Spurred on by her family history, Mrs Ranoble, who lives in Birstall in West Yorkshire and is a home care manager, has decided to take her future into her own hands.
She will undergo the operation and reconstructive surgery at Pinderfields Hospital, in Wakefield, on April 13 – her second wedding anniversary.
“It’s either have a mastectomy or die from cancer,” she said. “It will be quite unpleasant but it’s a minor disruption to my life compared to what developing cancer would be.

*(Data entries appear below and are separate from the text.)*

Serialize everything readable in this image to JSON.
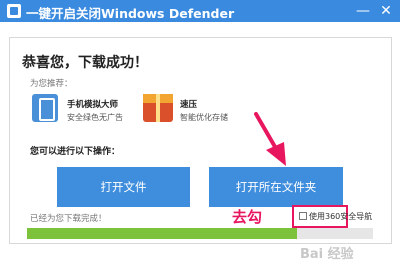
{
  "window": {
    "title": "一键开启关闭Windows Defender",
    "minimize_symbol": "—",
    "close_symbol": "✕"
  },
  "main": {
    "headline": "恭喜您，下载成功！",
    "recommend_label": "为您推荐：",
    "recommendations": [
      {
        "name": "手机模拟大师",
        "description": "安全绿色无广告",
        "icon": "phone-emulator-icon"
      },
      {
        "name": "速压",
        "description": "智能优化存储",
        "icon": "zip-compress-icon"
      }
    ],
    "operations_label": "您可以进行以下操作：",
    "buttons": {
      "open_file": "打开文件",
      "open_folder": "打开所在文件夹"
    },
    "status_text": "已经为您下载完成！",
    "progress_fraction": 0.78,
    "checkbox_label": "使用360安全导航",
    "checkbox_checked": false
  },
  "annotation": {
    "text": "去勾"
  },
  "colors": {
    "titlebar": "#3a8be0",
    "button": "#3f8edd",
    "progress": "#7cc23a",
    "annotation": "#e8165f"
  },
  "watermark": "Bai 经验"
}
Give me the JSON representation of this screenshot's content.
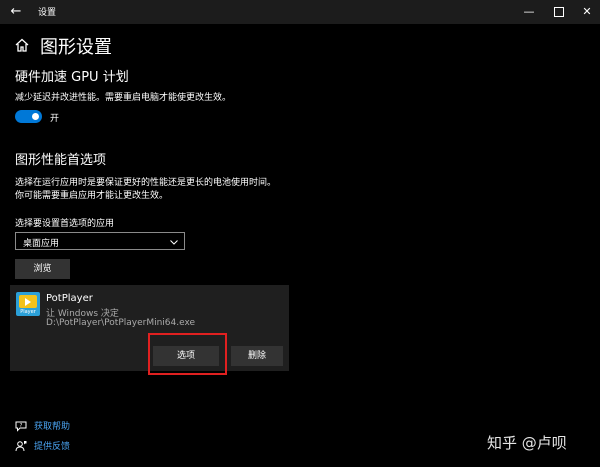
{
  "window": {
    "title": "设置",
    "back_glyph": "←",
    "min_glyph": "—",
    "close_glyph": "✕"
  },
  "header": {
    "title": "图形设置",
    "icon": "home-icon"
  },
  "gpu_scheduling": {
    "heading": "硬件加速 GPU 计划",
    "description": "减少延迟并改进性能。需要重启电脑才能使更改生效。",
    "toggle_state": "开",
    "toggle_on": true,
    "accent_color": "#0078d7"
  },
  "preference": {
    "heading": "图形性能首选项",
    "description_line1": "选择在运行应用时是要保证更好的性能还是更长的电池使用时间。",
    "description_line2": "你可能需要重启应用才能让更改生效。",
    "select_label": "选择要设置首选项的应用",
    "selected_app_type": "桌面应用",
    "browse_label": "浏览"
  },
  "app_entry": {
    "name": "PotPlayer",
    "preference": "让 Windows 决定",
    "path": "D:\\PotPlayer\\PotPlayerMini64.exe",
    "icon_label": "Player",
    "options_label": "选项",
    "delete_label": "删除"
  },
  "footer": {
    "help_label": "获取帮助",
    "feedback_label": "提供反馈",
    "link_color": "#4aa3f0"
  },
  "watermark": "知乎 @卢呗",
  "highlight_color": "#e02020"
}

It’s definitely the lesser of two evils.”
Living with the shadow of the illness looming large, Mrs Ranoble decided to leave any thoughts of assessing her chances of developing cancer until she was 25 given that the common age among her family for diagnosis was 30.
In 2013, as her 25th birthday approached, she finally began to take steps to look at her options.
Around the same time, news broke of Hollywood star Angelina Jolie’s preventative mastectomy after it emerged she had tested positive for the BRCA1 gene mutation, which gave her an 87 per cent chance of developing breast cancer. Ms Jolie, who last week revealed she has had her ovaries and fallopian tubes removed for the same preventative reason, inspired a surge in referrals to breast cancer clinics worldwide.
Cambridge-born Mrs Ranoble was also tested for the BRCA mutation, which increases a woman’s susceptibility to breast cancer. She tested negative, although doctors labelled her as high risk. About five per cent of breast cancers are thought to be hereditary.
Becky Ranoble, 29, who is Emily’s wife, said: “It’s great that she [Jolie] is raising awareness, although it’s difficult to relate to someone so high profile.
“There are more and more girls like Emily getting it done that need to talk about it.”
Doctors expect Mrs Ranoble to leave hospital within a week, although her recovery is likely to take around a month.
She said: “Being given my operation date was a bit of a shock, I thought I would get more notice. It’s a really good day for me, it’s got good memories and good things have happened to me on April 13.
“I’m taking it as a positive omen but I’m definitely thinking about it more – now it’s real.”
As part of her journey back to full health, she hopes to take part in a Cancer Research UK Race for Life run in Leeds this summer.